ZUM SCHLAFLABOR Viele Kinder und Jugendliche leiden unter schlafbezogenen oder schlafbedingten Problemen. In den Tiefschlafphasen soll sich der Körper eigentlich erholen. Ist die Sauerstoffzufuhr unzureichend, kann das weitreichende Folgen haben, aber auch sehr unterschiedliche Ursachen. Um diese herauszufinden, werden in einem Schlaflabor in ein oder zwei nächtlichen Untersuchungen das Atemmuster, die Herzfrequenz, die Atemgase und die Atemluft über Nase und Mund präzise gemessen. Das Schlaflabor ist ein wichtiger Pfeiler für das Konzept Pneumo-Kids OWL, einem Lungenzentrum für Kinder und Jugendliche, in dem fachübergreifend gearbeitet werden wird.

Dieses Zentrum soll in der Klinik für Kinder- und Jugendmedizin in der nächsten Zeit etabliert werden. Das Schlaflabor im Kinderzentrum Bethel kann die Untersuchung schlafbezogener Probleme bei Patienten mit neurologischen, pneumologischen und muskulären Grunderkrankungen zusammenfassen.

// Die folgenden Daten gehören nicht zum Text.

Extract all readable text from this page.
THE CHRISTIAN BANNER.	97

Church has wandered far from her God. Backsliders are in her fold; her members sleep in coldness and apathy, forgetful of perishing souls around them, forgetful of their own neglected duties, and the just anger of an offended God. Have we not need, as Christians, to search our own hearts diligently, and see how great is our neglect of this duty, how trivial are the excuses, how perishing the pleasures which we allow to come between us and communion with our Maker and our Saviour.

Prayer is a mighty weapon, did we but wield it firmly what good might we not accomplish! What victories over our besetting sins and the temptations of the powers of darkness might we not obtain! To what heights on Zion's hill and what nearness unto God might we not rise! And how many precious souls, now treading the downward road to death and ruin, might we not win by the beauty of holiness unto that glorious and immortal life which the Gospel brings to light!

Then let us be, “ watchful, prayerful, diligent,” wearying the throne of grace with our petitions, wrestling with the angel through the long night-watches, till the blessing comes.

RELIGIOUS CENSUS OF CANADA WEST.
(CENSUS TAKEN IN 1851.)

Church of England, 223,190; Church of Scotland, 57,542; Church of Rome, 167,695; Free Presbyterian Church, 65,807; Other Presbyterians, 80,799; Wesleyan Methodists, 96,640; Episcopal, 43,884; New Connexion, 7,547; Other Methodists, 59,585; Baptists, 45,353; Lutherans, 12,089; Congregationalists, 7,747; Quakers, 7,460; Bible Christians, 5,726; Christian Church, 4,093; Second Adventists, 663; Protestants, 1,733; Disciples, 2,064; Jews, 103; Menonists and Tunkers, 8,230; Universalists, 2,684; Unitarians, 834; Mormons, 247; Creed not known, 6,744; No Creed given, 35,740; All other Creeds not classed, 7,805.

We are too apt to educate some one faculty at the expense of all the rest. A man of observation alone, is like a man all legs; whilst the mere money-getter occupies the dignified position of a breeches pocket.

Auf diese Weise ist es möglich, Kinder aller Altersklassen mit sämtlichen Formen von Schlafstörungen zu behandeln, die im Bereich der Nerven-, der Herz-Kreislauf- als auch muskulärer und Atemwegserkrankungen auftreten. Aufgrund der besonderen Schwerpunkte der Kinderklinik in den Bereichen Kinder-Pneumologie, Neuropädiatrie (Kinder-Nervenheilkunde) und Heimbeatmung bestehen so auch für schwerst- und schwerbehinderte Kinder besonders gute Behandlungsmöglichkeiten.

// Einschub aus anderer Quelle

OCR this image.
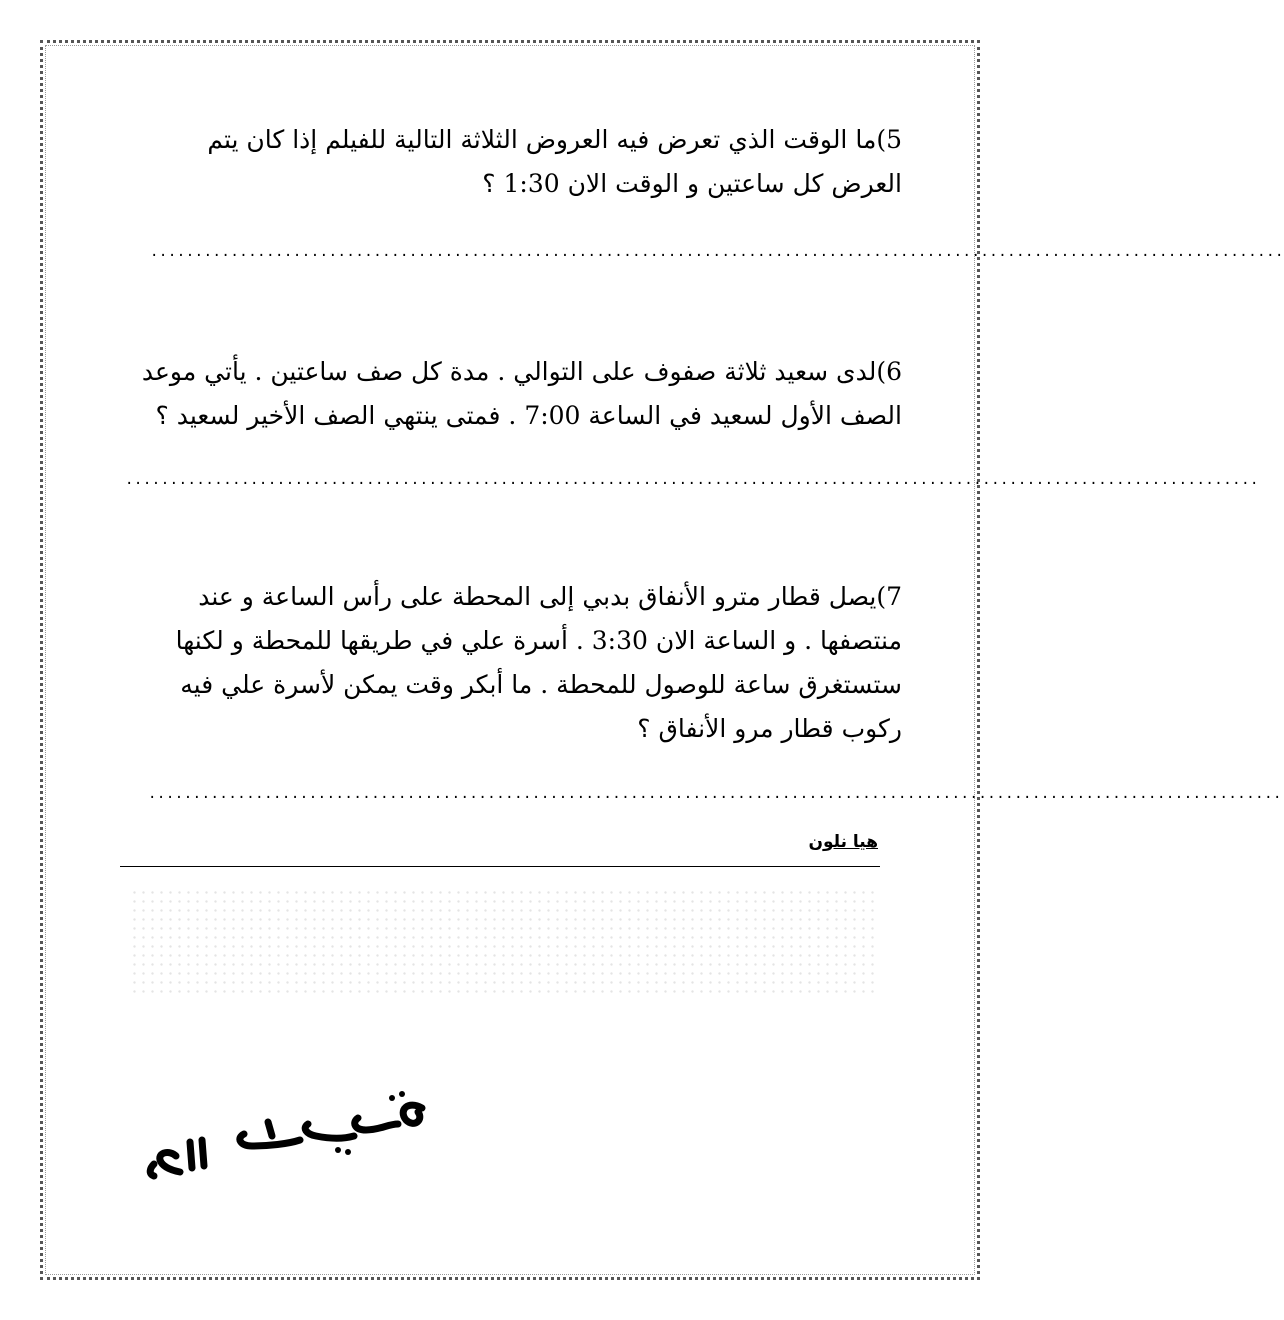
5)ما الوقت الذي تعرض فيه العروض الثلاثة التالية للفيلم إذا كان يتم العرض كل ساعتين و الوقت الان 1:30 ؟
...............................................................................................................................
6)لدى سعيد ثلاثة صفوف على التوالي . مدة كل صف ساعتين . يأتي موعد الصف الأول لسعيد في الساعة 7:00 . فمتى ينتهي الصف الأخير لسعيد ؟
...............................................................................................................................
7)يصل قطار مترو الأنفاق بدبي إلى المحطة على رأس الساعة و عند منتصفها . و الساعة الان 3:30 . أسرة علي في طريقها للمحطة و لكنها ستستغرق ساعة للوصول للمحطة . ما أبكر وقت يمكن لأسرة علي فيه ركوب قطار مرو الأنفاق ؟
...............................................................................................................................
هيا نلون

Bereits seit vierzehn Jahren unterstützt das Tennisturnier in Halle/Westfalen die Klinik für Kinder- und Jugendmedizin des EvKB mit Spenden. Auf diese Weise sind insgesamt mehr als 275.000 Euro zusammengekommen. Mit dem Geld wurden beispielsweise eine Gemeinschaftsküche für Patienten und Eltern und mehrere besonders ausgestattete Patientenzimmer finanziert, die unter anderem durch eine multifunktionale Deckenkonstruktion den Einsatz vieler Materialien für therapeutische Zwecke ermöglichen. Sie wurde 2014 von Roger Federer eingeweiht und trägt deshalb seinen Namen.